Ingediend 8 februari 2018
Beantwoord 8 maart 2018 (na 28 dagen)
Indiener Harry van der Molen (CDA)
Beantwoord door Ingrid van Engelshoven (minister onderwijs, cultuur en wetenschap) (D66)
Onderwerpen onderwijs en wetenschap organisatie en beleid
Bron vraag https://zoek.officielebekendmakingen.nl/kv-tk-2018Z02197.html
Bron antwoord https://zoek.officielebekendmakingen.nl/ah-tk-20172018-1363.html
  • Vraag 1
    Bent u bekend met het bericht «Verplicht op eigen kosten naar New York voor een paar studiepunten»?1

    Ja, dit bericht is mij bekend.

  • Vraag 2
    Bent u bekend met de diverse voorbeelden van extra kosten die studenten moeten maken die in dit artikel worden genoemd?

    Niet alle concrete voorbeelden zijn mij bekend, maar het type klachten genoemd in het artikel zijn bekend. Het gaat om extra kosten voor excursies, studiereizen, digitale leermiddelen, kosten voor boeken en tentamens. Het type klachten lijkt op de klachten die eerder zijn geïnventariseerd door het Interstedelijk Studenten Overleg (ISO) in 2017. De inspectie heeft deze klachten onderzocht en een verslag hiervan geplaatst op haar website.2

  • Vraag 3
    Hoe verhouden zich deze praktijkvoorbeelden met de Wet op het hoger onderwijs die dit soort kosten niet toestaat tenzij er een kosteloos alternatief is en dat dit kosteloos alternatief vooraf en op transparante wijze moet worden gecommuniceerd en indien dit niet is gebeurd of het alternatief niet gelijkwaardig is, de onderwijsinstelling de wet overtreedt?

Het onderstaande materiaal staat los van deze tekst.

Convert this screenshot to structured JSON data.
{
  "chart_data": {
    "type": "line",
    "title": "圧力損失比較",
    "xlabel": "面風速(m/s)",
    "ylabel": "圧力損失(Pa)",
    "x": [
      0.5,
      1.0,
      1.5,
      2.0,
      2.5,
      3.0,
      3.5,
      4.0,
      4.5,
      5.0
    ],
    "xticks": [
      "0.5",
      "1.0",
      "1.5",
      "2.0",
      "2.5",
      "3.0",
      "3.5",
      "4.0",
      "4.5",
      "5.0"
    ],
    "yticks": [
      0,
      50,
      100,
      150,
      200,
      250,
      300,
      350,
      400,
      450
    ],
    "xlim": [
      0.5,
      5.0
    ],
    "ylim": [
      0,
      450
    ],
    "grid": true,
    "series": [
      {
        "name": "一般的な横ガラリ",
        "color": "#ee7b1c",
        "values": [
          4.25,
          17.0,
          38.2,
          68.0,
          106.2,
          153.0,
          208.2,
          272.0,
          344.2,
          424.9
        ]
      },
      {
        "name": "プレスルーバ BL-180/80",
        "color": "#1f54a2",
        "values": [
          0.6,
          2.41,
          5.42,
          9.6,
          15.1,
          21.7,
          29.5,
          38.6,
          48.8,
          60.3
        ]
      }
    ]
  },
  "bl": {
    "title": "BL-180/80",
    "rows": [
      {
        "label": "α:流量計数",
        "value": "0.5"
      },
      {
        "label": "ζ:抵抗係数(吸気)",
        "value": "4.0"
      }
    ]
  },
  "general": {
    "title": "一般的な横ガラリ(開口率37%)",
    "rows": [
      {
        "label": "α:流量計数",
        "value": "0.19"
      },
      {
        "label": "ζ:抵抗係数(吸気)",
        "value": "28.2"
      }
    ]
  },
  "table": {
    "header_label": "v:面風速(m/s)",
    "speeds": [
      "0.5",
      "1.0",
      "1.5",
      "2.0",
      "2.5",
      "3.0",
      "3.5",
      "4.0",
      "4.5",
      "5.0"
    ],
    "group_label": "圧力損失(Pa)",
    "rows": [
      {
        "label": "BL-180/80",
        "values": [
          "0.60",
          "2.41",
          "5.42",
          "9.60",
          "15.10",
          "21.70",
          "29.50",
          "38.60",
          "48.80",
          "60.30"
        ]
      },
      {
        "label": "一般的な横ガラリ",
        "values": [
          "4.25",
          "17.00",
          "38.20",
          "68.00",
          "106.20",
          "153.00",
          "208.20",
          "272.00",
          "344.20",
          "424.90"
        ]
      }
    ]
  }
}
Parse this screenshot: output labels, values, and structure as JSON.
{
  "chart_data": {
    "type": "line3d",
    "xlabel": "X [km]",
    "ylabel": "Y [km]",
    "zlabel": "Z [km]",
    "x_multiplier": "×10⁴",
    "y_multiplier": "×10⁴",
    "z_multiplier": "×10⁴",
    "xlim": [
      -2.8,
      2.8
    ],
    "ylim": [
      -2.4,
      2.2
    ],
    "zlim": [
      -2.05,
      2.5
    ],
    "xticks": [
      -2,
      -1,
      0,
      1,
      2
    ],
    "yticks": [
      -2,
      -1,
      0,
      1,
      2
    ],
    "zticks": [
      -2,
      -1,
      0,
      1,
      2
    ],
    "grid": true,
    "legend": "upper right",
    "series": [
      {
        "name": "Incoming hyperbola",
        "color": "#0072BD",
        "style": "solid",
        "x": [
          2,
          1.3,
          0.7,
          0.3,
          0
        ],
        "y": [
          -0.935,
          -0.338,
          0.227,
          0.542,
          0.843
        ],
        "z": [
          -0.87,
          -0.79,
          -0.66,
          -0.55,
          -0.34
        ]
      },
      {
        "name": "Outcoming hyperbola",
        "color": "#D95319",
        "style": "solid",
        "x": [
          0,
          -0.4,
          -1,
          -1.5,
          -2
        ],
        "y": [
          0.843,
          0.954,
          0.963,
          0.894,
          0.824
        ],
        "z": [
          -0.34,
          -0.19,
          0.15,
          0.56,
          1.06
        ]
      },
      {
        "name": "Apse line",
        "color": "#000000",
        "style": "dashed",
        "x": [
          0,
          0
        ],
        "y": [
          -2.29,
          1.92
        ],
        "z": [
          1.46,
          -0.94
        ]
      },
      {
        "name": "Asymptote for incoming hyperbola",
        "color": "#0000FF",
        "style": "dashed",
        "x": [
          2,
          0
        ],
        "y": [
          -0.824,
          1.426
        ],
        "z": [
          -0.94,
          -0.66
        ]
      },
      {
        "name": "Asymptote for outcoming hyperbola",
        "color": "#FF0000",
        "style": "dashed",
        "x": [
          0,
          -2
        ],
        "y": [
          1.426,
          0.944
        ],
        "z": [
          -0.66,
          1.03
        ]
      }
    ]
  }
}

    De concrete voorbeelden kunnen niet op basis van dit bericht worden gewogen. De voorbeelden gaan over extra kosten voor excursies, studiereizen, digitale leermiddelen en kosten voor boeken, materialen en tentamens. Op 28 april 2015 heeft mijn ambtsvoorganger een brief gestuurd aan de instellingen over de ruimte die instellingen hebben om naast collegegeld een bijdrage aan studenten te vragen. Deze brief is op 29 april 2015 aan uw Kamer verstuurd.3
    In de brief uit 2015 is beschreven dat de hoofdregel is dat kosten die voortvloeien uit de wettelijke taak van de instellingen niet mogen worden doorberekend aan de student. Er mogen bijvoorbeeld geen kosten in rekening worden gebracht voor het verzorgen van onderwijs, het gebruik van de bibliotheek, de toegang tot gebouwen en het maken van tentamens. Voor de kosten van studiematerialen zoals boeken, syllabi en (digitale) leermiddelen, materialen en bepaalde kosten verbonden aan practica (bijvoorbeeld een veiligheidsbril en een laboratoriumjas) mag dit wel. De student wordt geacht zelf de kosten van deze onderwijsbenodigdheden te dragen. Als instellingen deze materialen verstrekken, mag de student hiervoor een eigen bijdrage worden gevraagd. De instelling mag echter niet voorschrijven dat studenten deze materialen moeten afnemen bij de instelling. Voor excursies geldt dat er een gratis alternatief beschikbaar moet zijn zoals een papieren opdracht of vervangende stage. Een uitzondering hierop geldt voor excursies die niet vervangbaar zijn. Het is de verantwoordelijkheid van de instelling om in overleg met de medezeggenschap te bepalen wanneer een excursie onvervangbaar is. Het ligt in de rede dat in een dergelijk geval van studenten een eigen bijdrage wordt gevraagd voor de reis- en verblijfkosten. De overige kosten die verbonden zijn aan het onderwijs op de excursie zijn voor rekening van de instelling.
    Mijn beeld op basis van het artikel is dat de informatieverschaffing over het gratis alternatief voor studenten beter kan. Dit komt ook naar voren uit het eerder genoemde verslag van de inspectie naar aanleiding van de inventarisatie van het ISO.

  • Vraag 4
    Deelt u de mening dat instellingen zich bij het doorberekenen van de extra studiekosten aan de wettelijke bepalingen hierover moeten houden om de toegankelijkheid van het hoger onderwijs te waarborgen?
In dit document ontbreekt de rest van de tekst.